Cincinnati, Ohio is a Midwestern American City with a rich history. It was once known as the “Queen City of the West.”
It all began when three men bought eight hundred acres on the Ohio River in 1788. The three men were Israel Ludlow, who was a surveyor; Matthias Denman, who was the money partner; and Robert Patterson, who was the “salesman”—he recruited settlers. They named it “Losantiville.”
What’s In a Name?
The town didn’t really begin to expand until a fort was built there to protect the settlers. It was called Fort Washington and became home to about 300 soldiers. The area became Hamilton County and Losantiville was the county seat.

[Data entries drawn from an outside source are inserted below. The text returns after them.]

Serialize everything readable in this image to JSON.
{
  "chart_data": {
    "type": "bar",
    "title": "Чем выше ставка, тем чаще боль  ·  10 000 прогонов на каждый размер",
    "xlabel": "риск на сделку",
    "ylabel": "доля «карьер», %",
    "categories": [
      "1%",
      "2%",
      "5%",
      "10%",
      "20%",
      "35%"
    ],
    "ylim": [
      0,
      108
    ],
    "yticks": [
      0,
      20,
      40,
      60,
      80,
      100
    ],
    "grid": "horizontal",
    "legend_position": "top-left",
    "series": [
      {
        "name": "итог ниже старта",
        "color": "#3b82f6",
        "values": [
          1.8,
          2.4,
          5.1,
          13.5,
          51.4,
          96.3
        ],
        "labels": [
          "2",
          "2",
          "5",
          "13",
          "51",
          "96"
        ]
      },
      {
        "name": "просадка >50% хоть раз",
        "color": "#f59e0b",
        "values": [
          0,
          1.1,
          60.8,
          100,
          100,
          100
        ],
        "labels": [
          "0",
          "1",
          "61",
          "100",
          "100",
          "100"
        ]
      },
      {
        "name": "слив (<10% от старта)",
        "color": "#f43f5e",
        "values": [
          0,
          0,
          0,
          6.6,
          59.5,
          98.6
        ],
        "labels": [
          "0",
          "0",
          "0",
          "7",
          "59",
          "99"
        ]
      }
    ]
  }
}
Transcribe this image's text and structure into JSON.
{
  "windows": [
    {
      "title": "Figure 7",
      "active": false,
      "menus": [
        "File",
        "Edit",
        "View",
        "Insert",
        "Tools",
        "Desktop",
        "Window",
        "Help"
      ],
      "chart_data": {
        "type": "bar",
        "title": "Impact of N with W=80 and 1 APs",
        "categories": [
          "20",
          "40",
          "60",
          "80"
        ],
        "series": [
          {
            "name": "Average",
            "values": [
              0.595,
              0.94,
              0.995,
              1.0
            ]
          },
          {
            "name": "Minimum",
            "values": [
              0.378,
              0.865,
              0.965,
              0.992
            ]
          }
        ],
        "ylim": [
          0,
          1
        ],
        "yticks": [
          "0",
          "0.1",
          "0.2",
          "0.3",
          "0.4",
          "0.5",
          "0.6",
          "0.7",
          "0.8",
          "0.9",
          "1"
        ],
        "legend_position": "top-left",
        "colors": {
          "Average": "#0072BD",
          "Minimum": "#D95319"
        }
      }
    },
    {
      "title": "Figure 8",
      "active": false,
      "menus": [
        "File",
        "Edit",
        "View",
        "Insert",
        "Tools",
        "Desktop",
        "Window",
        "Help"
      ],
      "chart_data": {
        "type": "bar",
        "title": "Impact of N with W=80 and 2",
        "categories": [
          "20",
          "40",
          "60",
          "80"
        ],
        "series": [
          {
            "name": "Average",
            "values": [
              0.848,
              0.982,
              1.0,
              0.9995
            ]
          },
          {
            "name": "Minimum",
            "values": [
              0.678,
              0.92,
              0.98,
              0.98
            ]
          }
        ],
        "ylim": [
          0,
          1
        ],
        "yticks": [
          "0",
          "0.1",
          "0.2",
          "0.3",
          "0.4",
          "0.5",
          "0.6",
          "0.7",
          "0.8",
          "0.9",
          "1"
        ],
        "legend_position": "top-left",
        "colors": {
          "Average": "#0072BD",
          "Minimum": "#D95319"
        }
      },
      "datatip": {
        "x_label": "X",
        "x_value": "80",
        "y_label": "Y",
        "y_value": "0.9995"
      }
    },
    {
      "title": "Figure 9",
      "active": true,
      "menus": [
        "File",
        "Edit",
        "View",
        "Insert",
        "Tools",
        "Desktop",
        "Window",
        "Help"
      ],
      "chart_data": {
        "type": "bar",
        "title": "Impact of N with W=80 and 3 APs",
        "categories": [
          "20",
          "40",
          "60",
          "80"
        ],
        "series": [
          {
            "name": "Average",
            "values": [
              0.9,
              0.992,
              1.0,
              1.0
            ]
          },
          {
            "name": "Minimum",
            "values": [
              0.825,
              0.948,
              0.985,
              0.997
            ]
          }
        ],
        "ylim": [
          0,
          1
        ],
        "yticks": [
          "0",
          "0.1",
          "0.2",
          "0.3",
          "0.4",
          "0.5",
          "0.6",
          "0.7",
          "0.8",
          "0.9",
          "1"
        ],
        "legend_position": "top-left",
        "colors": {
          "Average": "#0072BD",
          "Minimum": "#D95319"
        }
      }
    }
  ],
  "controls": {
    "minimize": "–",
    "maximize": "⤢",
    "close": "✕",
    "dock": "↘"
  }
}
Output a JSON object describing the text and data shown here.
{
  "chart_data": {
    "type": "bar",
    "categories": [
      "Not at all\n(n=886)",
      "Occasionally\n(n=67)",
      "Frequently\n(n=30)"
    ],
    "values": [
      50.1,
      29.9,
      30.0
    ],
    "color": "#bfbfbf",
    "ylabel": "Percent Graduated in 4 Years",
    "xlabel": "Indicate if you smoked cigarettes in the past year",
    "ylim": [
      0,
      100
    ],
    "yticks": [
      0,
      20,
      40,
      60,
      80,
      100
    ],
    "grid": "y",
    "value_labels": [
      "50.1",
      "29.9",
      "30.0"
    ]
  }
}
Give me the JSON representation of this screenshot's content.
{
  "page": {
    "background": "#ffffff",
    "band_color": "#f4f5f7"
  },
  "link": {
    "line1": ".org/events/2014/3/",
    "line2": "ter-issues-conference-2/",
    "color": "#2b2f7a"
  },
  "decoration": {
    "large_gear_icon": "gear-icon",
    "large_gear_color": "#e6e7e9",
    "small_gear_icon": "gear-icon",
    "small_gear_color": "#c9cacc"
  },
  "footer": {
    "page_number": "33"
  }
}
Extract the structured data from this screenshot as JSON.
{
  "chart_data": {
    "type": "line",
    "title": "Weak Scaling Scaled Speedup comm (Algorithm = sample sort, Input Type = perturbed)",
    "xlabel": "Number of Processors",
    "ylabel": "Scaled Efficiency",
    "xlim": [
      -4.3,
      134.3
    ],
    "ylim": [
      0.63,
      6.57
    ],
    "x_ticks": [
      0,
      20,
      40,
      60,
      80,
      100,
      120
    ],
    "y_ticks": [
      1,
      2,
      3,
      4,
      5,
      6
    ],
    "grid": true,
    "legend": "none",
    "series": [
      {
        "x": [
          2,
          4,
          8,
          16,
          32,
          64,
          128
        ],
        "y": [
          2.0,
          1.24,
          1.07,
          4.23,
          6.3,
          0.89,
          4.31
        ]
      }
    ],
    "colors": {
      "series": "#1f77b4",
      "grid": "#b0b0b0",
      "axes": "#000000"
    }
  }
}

The governor of the territory, General Arthur St. Clair, changed the name to Cincinnati, which was the name of an association of Revolutionary War officers he belonged to.
The City of Cincinnati had many conflicts with the Shawnee Indians. There was an especially bloody battle with these Native Americans in 1791 that drove many settlers away. But because Cincinnati was on the Ohio River, the city thrived on the trade with settlers passing through on their way to the West, with goods and supplies easily transported in and out of the city on the river.
The Melting Pot
Cincinnati’s history reflects the “melting pot” metaphor that is America. The city was a hub for the abolitionist movement. Many infamous race riots took place in Cincinnati. One of the first Jewish synagogues in America was built on Plum Street; the Isaac M. Wise Temple, now a historical landmark.
In the mid 1800’s, the Cincinnati Fire Department used the very first steam-powered fire engines in the world! CFD is credited with another unique invention, the firemen’s pole. The CFD also had the first paid, around-the-clock firefighting force in the country.
Staying, Eating, Drinking…Then and Now
Hotels, taverns and restaurants sprang up by the hundreds to meet the demands of the growing population. Even today, many of these historical establishments remain. One of the oldest restaurants in Cincinnati is the Golden Lamb, built in 1803. Charles Dickens and Mark Twain stayed here. Arnold’s Bar and Grill is another piece of city history, opened in 1861 at 210 East 8th Street. Before it was a restaurant, it was a barbershop and a feed store. The building is nearly 200 years old.
To this day, the city of Cincinnati has some of America’s oldest and best bed and breakfast inns, taverns and restaurants. Cincinnati is still the “Queen City of the West” when it comes to culture and cuisine.